Elasticsearch - mapping with type text and keyword tokenizer, how it is indexed?-CodePudding

i'm new to Elastisearch and a little confused of how a certain field is stored in the Lucene index, since i get the error: Document contains at least one immense term in field="originalrow.sortable" .....bytes can be at most 32766 in length; got 893970"

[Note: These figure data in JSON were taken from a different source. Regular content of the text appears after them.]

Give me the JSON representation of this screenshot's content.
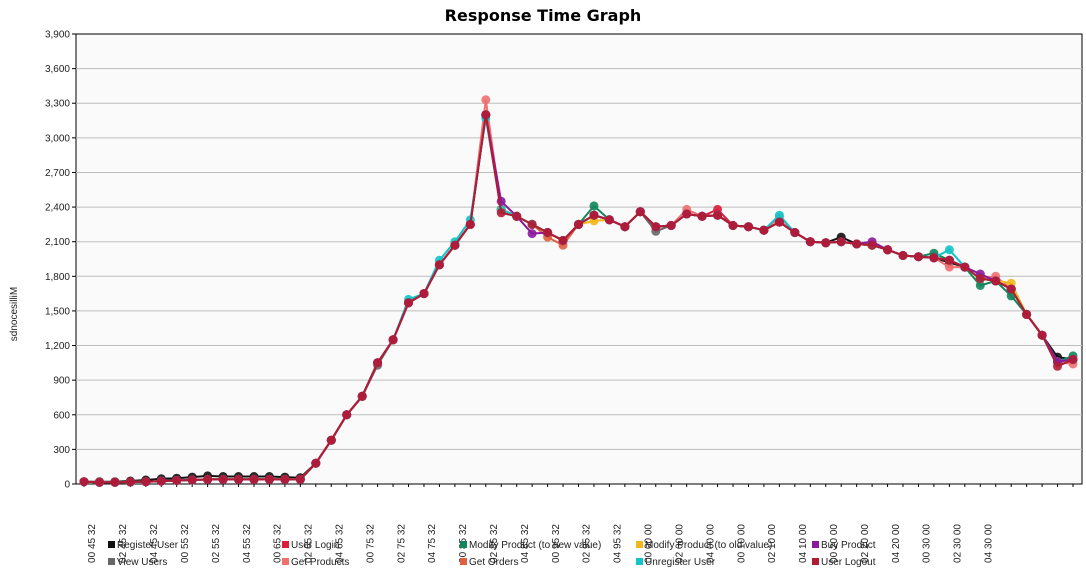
{
  "chart_data": {
    "type": "line",
    "title": "Response Time Graph",
    "ylabel": "sdnocesilliM",
    "xlabel": "",
    "ylim": [
      0,
      3900
    ],
    "yticks": [
      0,
      300,
      600,
      900,
      1200,
      1500,
      1800,
      2100,
      2400,
      2700,
      3000,
      3300,
      3600,
      3900
    ],
    "ytick_labels": [
      "0",
      "300",
      "600",
      "900",
      "1,200",
      "1,500",
      "1,800",
      "2,100",
      "2,400",
      "2,700",
      "3,000",
      "3,300",
      "3,600",
      "3,900"
    ],
    "grid": true,
    "legend_position": "bottom",
    "xtick_labels": [
      "00 45 32",
      "02 45 32",
      "04 45 32",
      "00 55 32",
      "02 55 32",
      "04 55 32",
      "00 65 32",
      "02 65 32",
      "04 65 32",
      "00 75 32",
      "02 75 32",
      "04 75 32",
      "00 85 32",
      "02 85 32",
      "04 85 32",
      "00 95 32",
      "02 95 32",
      "04 95 32",
      "00 00 00",
      "02 00 00",
      "04 00 00",
      "00 10 00",
      "02 10 00",
      "04 10 00",
      "00 20 00",
      "02 20 00",
      "04 20 00",
      "00 30 00",
      "02 30 00",
      "04 30 00"
    ],
    "x_count": 65,
    "base_values": [
      20,
      15,
      15,
      18,
      20,
      25,
      30,
      35,
      40,
      40,
      40,
      40,
      40,
      40,
      40,
      180,
      380,
      600,
      760,
      1050,
      1250,
      1570,
      1650,
      1900,
      2070,
      2250,
      3200,
      2380,
      2320,
      2250,
      2180,
      2110,
      2250,
      2330,
      2290,
      2230,
      2360,
      2230,
      2240,
      2340,
      2320,
      2330,
      2240,
      2230,
      2200,
      2270,
      2180,
      2100,
      2090,
      2100,
      2080,
      2070,
      2030,
      1980,
      1970,
      1960,
      1940,
      1880,
      1780,
      1760,
      1690,
      1470,
      1290,
      1060,
      1080
    ],
    "series": [
      {
        "name": "Register User",
        "color": "#111111",
        "offsets": [
          0,
          5,
          5,
          8,
          15,
          20,
          20,
          25,
          30,
          25,
          25,
          25,
          25,
          20,
          15,
          0,
          0,
          0,
          0,
          0,
          0,
          0,
          0,
          0,
          0,
          0,
          0,
          0,
          0,
          0,
          0,
          0,
          0,
          0,
          0,
          0,
          0,
          0,
          0,
          0,
          0,
          0,
          0,
          0,
          0,
          0,
          0,
          0,
          0,
          40,
          0,
          0,
          0,
          0,
          0,
          0,
          -20,
          0,
          0,
          0,
          0,
          0,
          0,
          40,
          0
        ]
      },
      {
        "name": "View Users",
        "color": "#666666",
        "offsets": [
          0,
          0,
          0,
          0,
          0,
          0,
          0,
          0,
          0,
          0,
          0,
          0,
          0,
          0,
          0,
          0,
          0,
          0,
          0,
          -20,
          0,
          0,
          0,
          0,
          0,
          0,
          0,
          0,
          0,
          0,
          0,
          0,
          0,
          0,
          0,
          0,
          0,
          -40,
          0,
          0,
          0,
          0,
          0,
          0,
          0,
          0,
          0,
          0,
          0,
          0,
          0,
          0,
          0,
          0,
          0,
          0,
          0,
          0,
          0,
          0,
          0,
          0,
          0,
          0,
          0
        ]
      },
      {
        "name": "User Login",
        "color": "#d81e3c",
        "offsets": [
          0,
          0,
          0,
          0,
          0,
          0,
          0,
          0,
          0,
          0,
          0,
          0,
          0,
          0,
          0,
          0,
          0,
          0,
          0,
          0,
          0,
          0,
          0,
          0,
          0,
          0,
          0,
          0,
          0,
          0,
          0,
          0,
          0,
          0,
          0,
          0,
          0,
          0,
          0,
          0,
          0,
          50,
          0,
          0,
          0,
          0,
          0,
          0,
          0,
          0,
          0,
          0,
          0,
          0,
          0,
          0,
          0,
          0,
          0,
          0,
          0,
          0,
          0,
          0,
          0
        ]
      },
      {
        "name": "Get Products",
        "color": "#f07070",
        "offsets": [
          0,
          0,
          0,
          0,
          0,
          0,
          0,
          0,
          0,
          0,
          0,
          0,
          0,
          0,
          0,
          0,
          0,
          0,
          0,
          0,
          0,
          0,
          0,
          0,
          0,
          0,
          130,
          0,
          0,
          0,
          0,
          0,
          0,
          0,
          0,
          0,
          0,
          0,
          0,
          40,
          0,
          0,
          0,
          0,
          0,
          40,
          0,
          0,
          0,
          0,
          0,
          0,
          0,
          0,
          0,
          0,
          -60,
          0,
          0,
          40,
          0,
          0,
          0,
          0,
          -40
        ]
      },
      {
        "name": "Modify Product (to new value)",
        "color": "#13865a",
        "offsets": [
          0,
          0,
          0,
          0,
          0,
          0,
          0,
          0,
          0,
          0,
          0,
          0,
          0,
          0,
          0,
          0,
          0,
          0,
          0,
          0,
          0,
          0,
          0,
          0,
          0,
          0,
          0,
          0,
          0,
          0,
          0,
          0,
          0,
          80,
          0,
          0,
          0,
          0,
          0,
          0,
          0,
          0,
          0,
          0,
          0,
          0,
          0,
          0,
          0,
          0,
          0,
          0,
          0,
          0,
          0,
          40,
          0,
          0,
          -60,
          0,
          -60,
          0,
          0,
          0,
          30
        ]
      },
      {
        "name": "Get Orders",
        "color": "#e06040",
        "offsets": [
          0,
          0,
          0,
          0,
          0,
          0,
          0,
          0,
          0,
          0,
          0,
          0,
          0,
          0,
          0,
          0,
          0,
          0,
          0,
          0,
          0,
          0,
          0,
          0,
          0,
          0,
          0,
          0,
          0,
          0,
          -40,
          -40,
          0,
          0,
          0,
          0,
          0,
          0,
          0,
          0,
          0,
          0,
          0,
          0,
          0,
          0,
          0,
          0,
          0,
          0,
          0,
          0,
          0,
          0,
          0,
          0,
          0,
          0,
          0,
          0,
          0,
          0,
          0,
          0,
          0
        ]
      },
      {
        "name": "Modify Product (to old value)",
        "color": "#f2b81a",
        "offsets": [
          0,
          0,
          0,
          0,
          0,
          0,
          0,
          0,
          0,
          0,
          0,
          0,
          0,
          0,
          0,
          0,
          0,
          0,
          0,
          0,
          0,
          0,
          0,
          0,
          0,
          0,
          0,
          0,
          0,
          0,
          0,
          0,
          0,
          -50,
          0,
          0,
          0,
          0,
          0,
          0,
          0,
          0,
          0,
          0,
          0,
          0,
          0,
          0,
          0,
          0,
          0,
          0,
          0,
          0,
          0,
          0,
          0,
          0,
          0,
          0,
          50,
          0,
          0,
          0,
          0
        ]
      },
      {
        "name": "Unregister User",
        "color": "#12c4c8",
        "offsets": [
          0,
          0,
          0,
          0,
          0,
          0,
          0,
          0,
          0,
          0,
          0,
          0,
          0,
          0,
          0,
          0,
          0,
          0,
          0,
          0,
          0,
          30,
          0,
          40,
          30,
          40,
          -30,
          0,
          0,
          0,
          0,
          0,
          0,
          0,
          0,
          0,
          0,
          0,
          0,
          0,
          0,
          0,
          0,
          0,
          0,
          60,
          0,
          0,
          0,
          0,
          0,
          0,
          0,
          0,
          0,
          0,
          90,
          0,
          0,
          0,
          0,
          0,
          0,
          0,
          0
        ]
      },
      {
        "name": "Buy Product",
        "color": "#8a1a9c",
        "offsets": [
          0,
          0,
          0,
          0,
          0,
          0,
          0,
          0,
          0,
          0,
          0,
          0,
          0,
          0,
          0,
          0,
          0,
          0,
          0,
          0,
          0,
          0,
          0,
          0,
          0,
          0,
          0,
          70,
          0,
          -80,
          0,
          0,
          0,
          0,
          0,
          0,
          0,
          0,
          0,
          0,
          0,
          0,
          0,
          0,
          0,
          0,
          0,
          0,
          0,
          0,
          0,
          30,
          0,
          0,
          0,
          0,
          0,
          0,
          40,
          0,
          0,
          0,
          0,
          0,
          0
        ]
      },
      {
        "name": "User Logout",
        "color": "#b01c34",
        "offsets": [
          0,
          0,
          0,
          0,
          0,
          0,
          0,
          0,
          0,
          0,
          0,
          0,
          0,
          0,
          0,
          0,
          0,
          0,
          0,
          0,
          0,
          0,
          0,
          0,
          0,
          0,
          0,
          -30,
          0,
          0,
          0,
          0,
          0,
          0,
          0,
          0,
          0,
          0,
          0,
          0,
          0,
          0,
          0,
          0,
          0,
          0,
          0,
          0,
          0,
          0,
          0,
          0,
          0,
          0,
          0,
          0,
          0,
          0,
          0,
          0,
          0,
          0,
          0,
          -40,
          0
        ]
      }
    ]
  }
}
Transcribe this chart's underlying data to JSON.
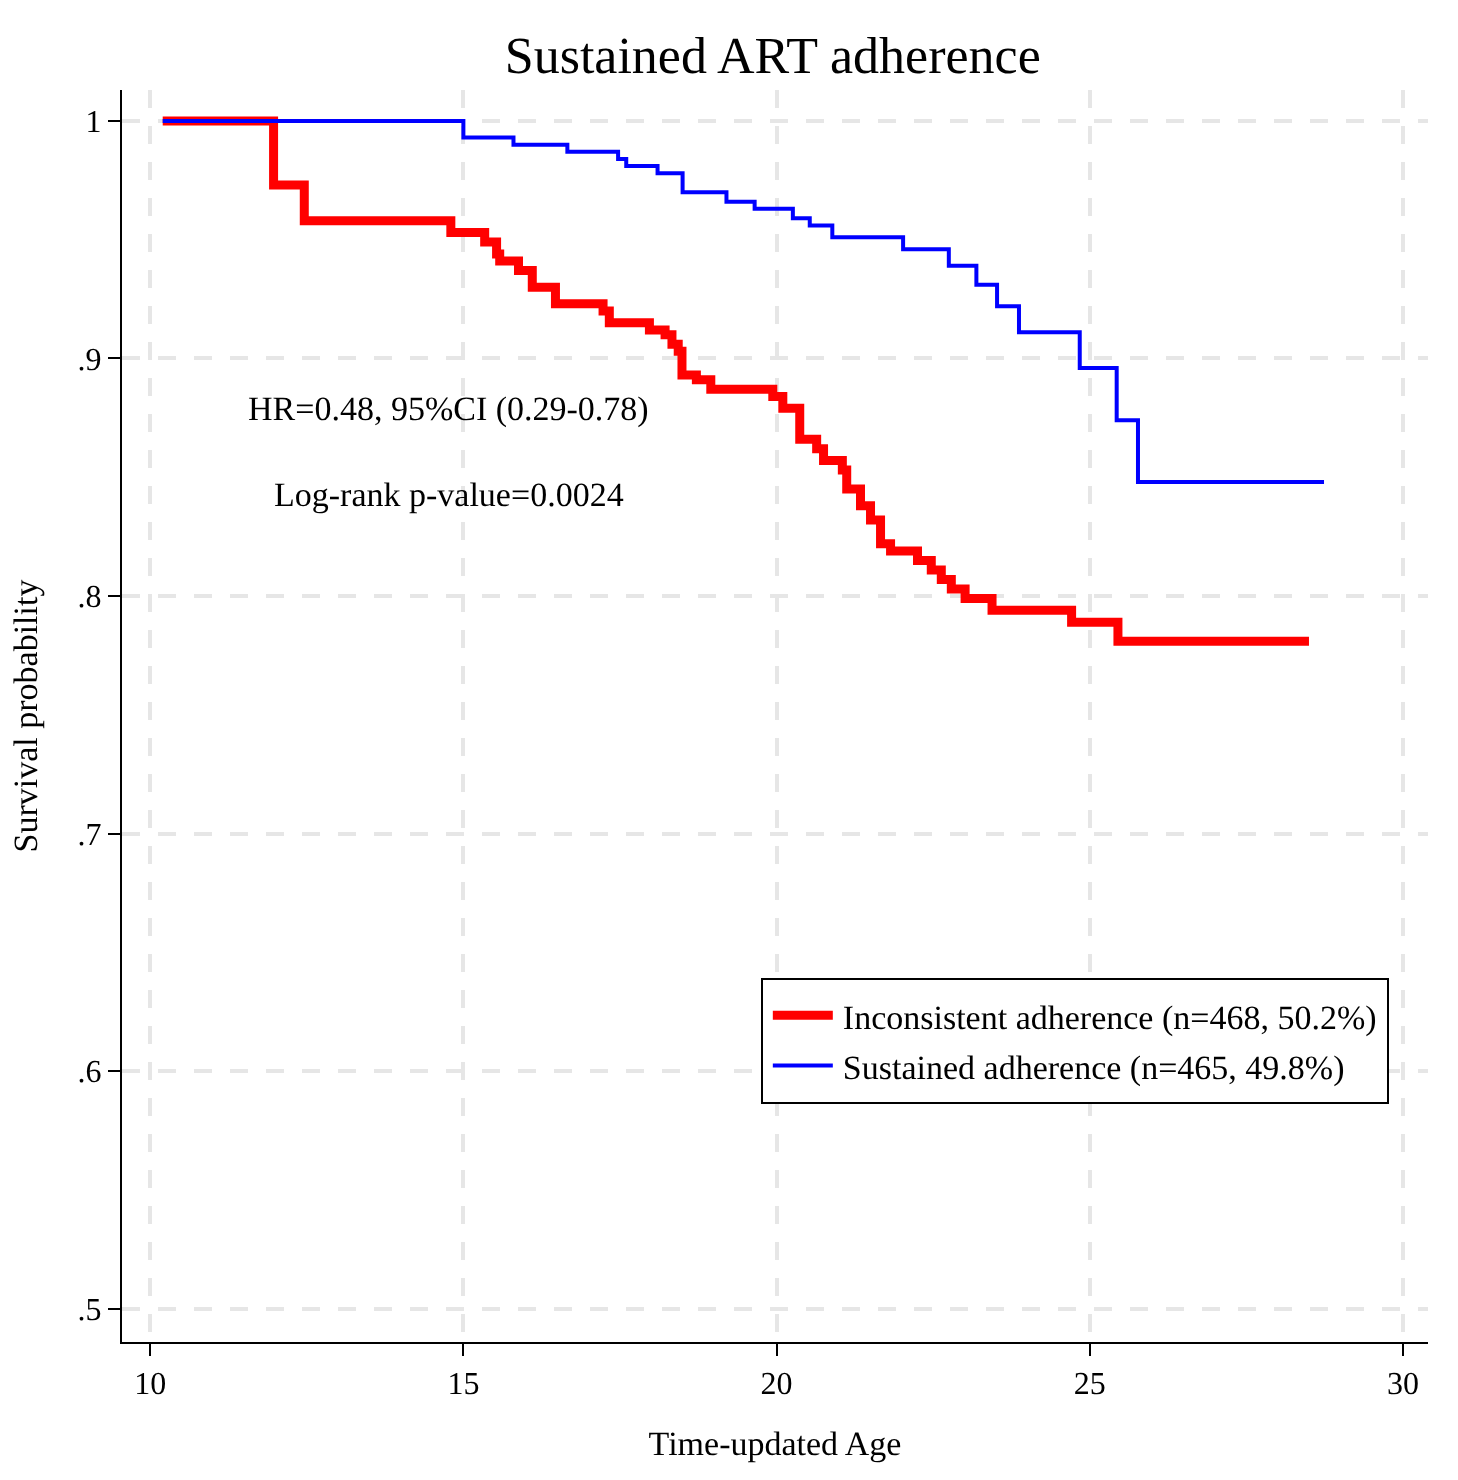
{
  "chart_data": {
    "type": "step",
    "title": "Sustained ART adherence",
    "xlabel": "Time-updated Age",
    "ylabel": "Survival probability",
    "xlim": [
      9.55,
      30.4
    ],
    "xticks": [
      10,
      15,
      20,
      25,
      30
    ],
    "ylim": [
      0.486,
      1.013
    ],
    "yticks": [
      {
        "value": 0.5,
        "label": ".5"
      },
      {
        "value": 0.6,
        "label": ".6"
      },
      {
        "value": 0.7,
        "label": ".7"
      },
      {
        "value": 0.8,
        "label": ".8"
      },
      {
        "value": 0.9,
        "label": ".9"
      },
      {
        "value": 1,
        "label": "1"
      }
    ],
    "grid": true,
    "legend": "bottom right",
    "line_style": "solid",
    "marker": "none",
    "annotations": [
      "HR=0.48, 95%CI (0.29-0.78)",
      "Log-rank p-value=0.0024"
    ],
    "series": [
      {
        "name": "Inconsistent adherence (n=468, 50.2%)",
        "color": "#ff0000",
        "x": [
          10.2,
          11.97,
          12.46,
          14.8,
          15.34,
          15.53,
          15.58,
          15.88,
          16.1,
          16.47,
          17.23,
          17.33,
          17.97,
          18.22,
          18.33,
          18.43,
          18.49,
          18.72,
          18.95,
          19.94,
          20.1,
          20.37,
          20.64,
          20.75,
          21.05,
          21.12,
          21.34,
          21.5,
          21.66,
          21.82,
          22.25,
          22.47,
          22.63,
          22.79,
          23.01,
          23.44,
          24.71,
          25.45,
          28.5
        ],
        "values": [
          1,
          0.973,
          0.958,
          0.953,
          0.949,
          0.944,
          0.941,
          0.937,
          0.93,
          0.923,
          0.92,
          0.915,
          0.912,
          0.91,
          0.906,
          0.903,
          0.893,
          0.891,
          0.887,
          0.884,
          0.879,
          0.866,
          0.862,
          0.857,
          0.853,
          0.845,
          0.838,
          0.832,
          0.822,
          0.819,
          0.815,
          0.811,
          0.807,
          0.803,
          0.799,
          0.794,
          0.789,
          0.781,
          0.781
        ]
      },
      {
        "name": "Sustained adherence (n=465, 49.8%)",
        "color": "#0000ff",
        "x": [
          10.2,
          15.0,
          15.8,
          16.66,
          17.47,
          17.6,
          18.1,
          18.5,
          19.2,
          19.65,
          20.26,
          20.53,
          20.89,
          22.02,
          22.75,
          23.19,
          23.52,
          23.87,
          24.84,
          25.43,
          25.77,
          28.74
        ],
        "values": [
          1,
          0.993,
          0.99,
          0.987,
          0.984,
          0.981,
          0.978,
          0.97,
          0.966,
          0.963,
          0.959,
          0.956,
          0.951,
          0.946,
          0.939,
          0.931,
          0.922,
          0.911,
          0.896,
          0.874,
          0.848,
          0.848
        ]
      }
    ]
  }
}
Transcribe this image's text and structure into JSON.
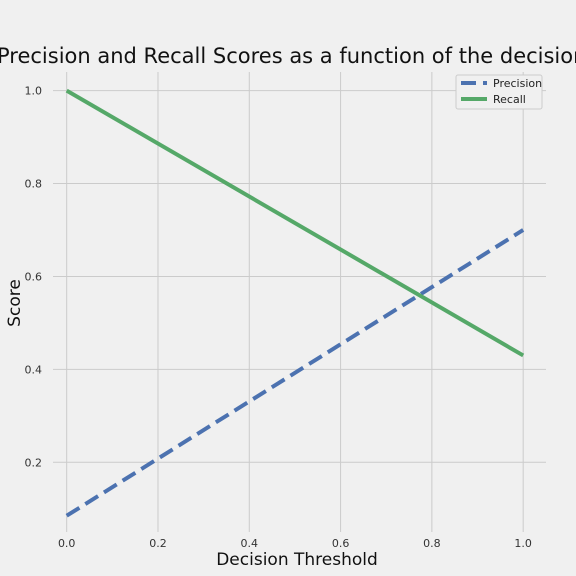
{
  "chart_data": {
    "type": "line",
    "title": "Precision and Recall Scores as a function of the decision threshold",
    "xlabel": "Decision Threshold",
    "ylabel": "Score",
    "xlim": [
      -0.03,
      1.05
    ],
    "ylim": [
      0.05,
      1.04
    ],
    "xticks": [
      "0.0",
      "0.2",
      "0.4",
      "0.6",
      "0.8",
      "1.0"
    ],
    "xtick_values": [
      0.0,
      0.2,
      0.4,
      0.6,
      0.8,
      1.0
    ],
    "yticks": [
      "0.2",
      "0.4",
      "0.6",
      "0.8",
      "1.0"
    ],
    "ytick_values": [
      0.2,
      0.4,
      0.6,
      0.8,
      1.0
    ],
    "grid": true,
    "legend_position": "top-right",
    "series": [
      {
        "name": "Precision",
        "style": "dashed",
        "color": "#4c72b0",
        "x": [
          0.0,
          1.0
        ],
        "y": [
          0.085,
          0.7
        ]
      },
      {
        "name": "Recall",
        "style": "solid",
        "color": "#55a868",
        "x": [
          0.0,
          1.0
        ],
        "y": [
          1.0,
          0.43
        ]
      }
    ]
  }
}
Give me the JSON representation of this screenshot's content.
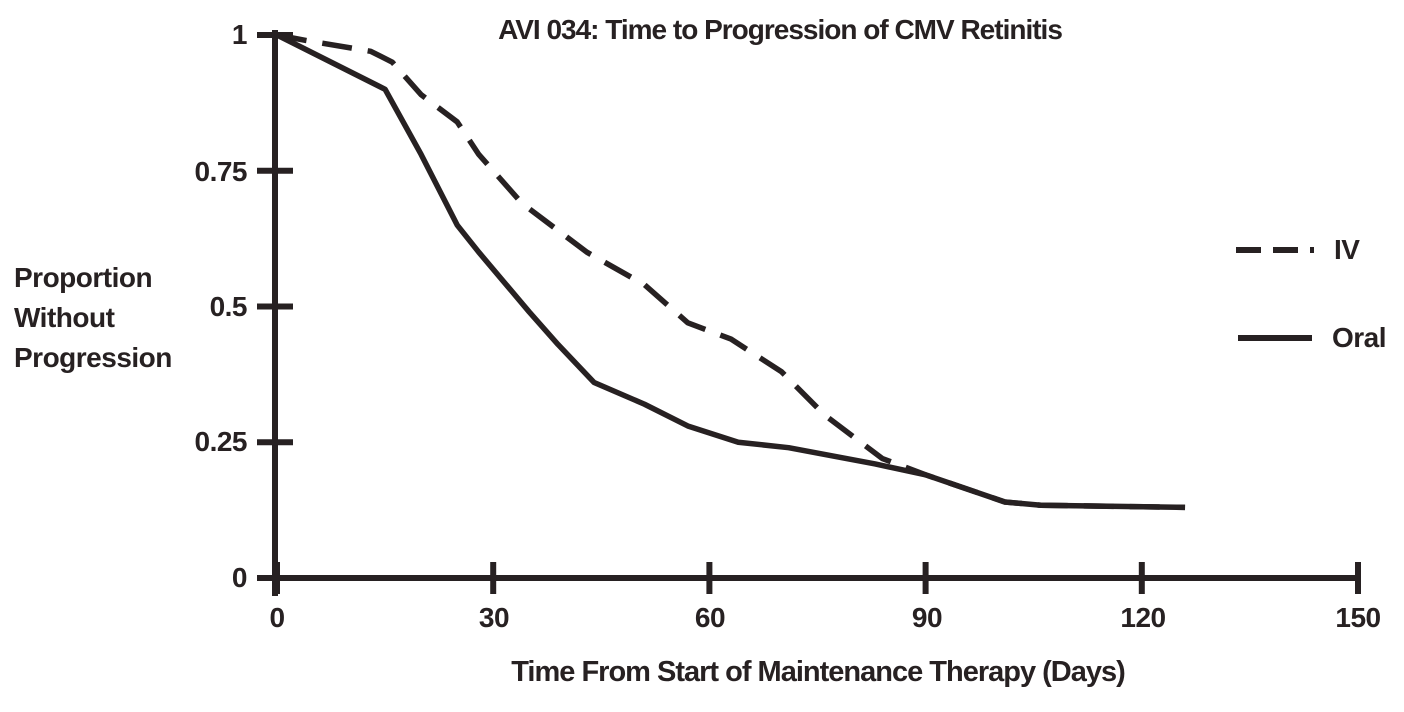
{
  "title": "AVI 034: Time to Progression of CMV Retinitis",
  "colors": {
    "ink": "#272122",
    "background": "#ffffff"
  },
  "y_axis": {
    "label_lines": [
      "Proportion",
      "Without",
      "Progression"
    ],
    "tick_labels": [
      "1",
      "0.75",
      "0.5",
      "0.25",
      "0"
    ]
  },
  "x_axis": {
    "title": "Time From Start of Maintenance Therapy (Days)",
    "tick_labels": [
      "0",
      "30",
      "60",
      "90",
      "120",
      "150"
    ]
  },
  "legend": {
    "iv_label": "IV",
    "oral_label": "Oral"
  },
  "chart_data": {
    "type": "line",
    "title": "AVI 034: Time to Progression of CMV Retinitis",
    "xlabel": "Time From Start of Maintenance Therapy (Days)",
    "ylabel": "Proportion Without Progression",
    "xlim": [
      0,
      150
    ],
    "ylim": [
      0,
      1
    ],
    "x_ticks": [
      0,
      30,
      60,
      90,
      120,
      150
    ],
    "y_ticks": [
      0,
      0.25,
      0.5,
      0.75,
      1
    ],
    "grid": false,
    "legend_position": "right",
    "series": [
      {
        "name": "IV",
        "line_style": "dashed",
        "points": [
          [
            0,
            1.0
          ],
          [
            4,
            0.99
          ],
          [
            13,
            0.97
          ],
          [
            16,
            0.95
          ],
          [
            20,
            0.89
          ],
          [
            25,
            0.84
          ],
          [
            28,
            0.78
          ],
          [
            34,
            0.69
          ],
          [
            43,
            0.6
          ],
          [
            51,
            0.54
          ],
          [
            57,
            0.47
          ],
          [
            63,
            0.44
          ],
          [
            70,
            0.38
          ],
          [
            76,
            0.3
          ],
          [
            84,
            0.22
          ],
          [
            90,
            0.19
          ],
          [
            101,
            0.14
          ],
          [
            106,
            0.134
          ],
          [
            126,
            0.13
          ]
        ]
      },
      {
        "name": "Oral",
        "line_style": "solid",
        "points": [
          [
            0,
            1.0
          ],
          [
            15,
            0.9
          ],
          [
            20,
            0.78
          ],
          [
            25,
            0.65
          ],
          [
            28,
            0.6
          ],
          [
            35,
            0.49
          ],
          [
            39,
            0.43
          ],
          [
            44,
            0.36
          ],
          [
            51,
            0.32
          ],
          [
            57,
            0.28
          ],
          [
            64,
            0.25
          ],
          [
            71,
            0.24
          ],
          [
            83,
            0.21
          ],
          [
            90,
            0.19
          ],
          [
            101,
            0.14
          ],
          [
            106,
            0.134
          ],
          [
            126,
            0.13
          ]
        ]
      }
    ]
  }
}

The mapping in the index template:

 "analyzer" : {
    "rebuilt_hungarian" : {
      "filter" : [
        "lowercase",
        "hungarian_stop",
        "hungarian_keywords",
        "hungarian_stemmer",
        "asciifolding"
      ],
      "tokenizer" : "standard"
    },
    "lowercase_for_sort" : {
      "filter" : [
        "lowercase"
      ],
      "tokenizer" : "keyword"
    }
  }
  ..
  ..
    "dynamic_templates" : [
    {
      "sortable_text" : {
        "mapping" : {
          "analyzer" : "rebuilt_hungarian",
          "type" : "text",
          "fields" : {
            "keyword" : {
              "type" : "keyword"
            },
            "sortable" : {
              "fielddata" : true,
              "analyzer" : "lowercase_for_sort",
              "type" : "text"
            }
          }
        },
        "match_mapping_type" : "string"
      }
    }
  ],

and the generated mapping for the field involved in the error:

"originalrow" : {
  "type" : "text",
  "fields" : {
    "keyword" : {
      "type" : "keyword"
    },
    "sortable" : {
      "type" : "text",
      "analyzer" : "lowercase_for_sort",
      "fielddata" : true
    }
  },
  "analyzer" : "rebuilt_hungarian"
}

So as i think - i might be wrong, of course - is that originarow.sortable field is indexed as text but the whole text goes into the inverted index because of the keyword tokenizer, and that might be the cause of the error. Another thing is that the lenght of the text is about 1800 charaters and i have no clue how the size can exceed 32K bytes.

Thank you in advance!!!

CodePudding user response：

For your field sortable you are using the lowercase_for_sort which again uses the keyword tokenizer that results in single token, and in Lucene largest size of a token is 32766 as explained in this post.

And if you are using some characters which takes more than 1 bytes than you can cross this limit. From UTF docs

A UTF maps each Unicode code point to a unique code unit sequence. A code unit is the minimal bit combination that can represent a character. Each UTF uses a different code unit size. For example, UTF-8 is based on 8-bit code units. Therefore, each character can be 8 bits (1 byte), 16 bits (2 bytes), 24 bits (3 bytes), or 32 bits (4 bytes). Likewise, UTF-16 is based on 16-bit code units. Therefore, each character can be 16 bits (2 bytes) or 32 bits (4 bytes).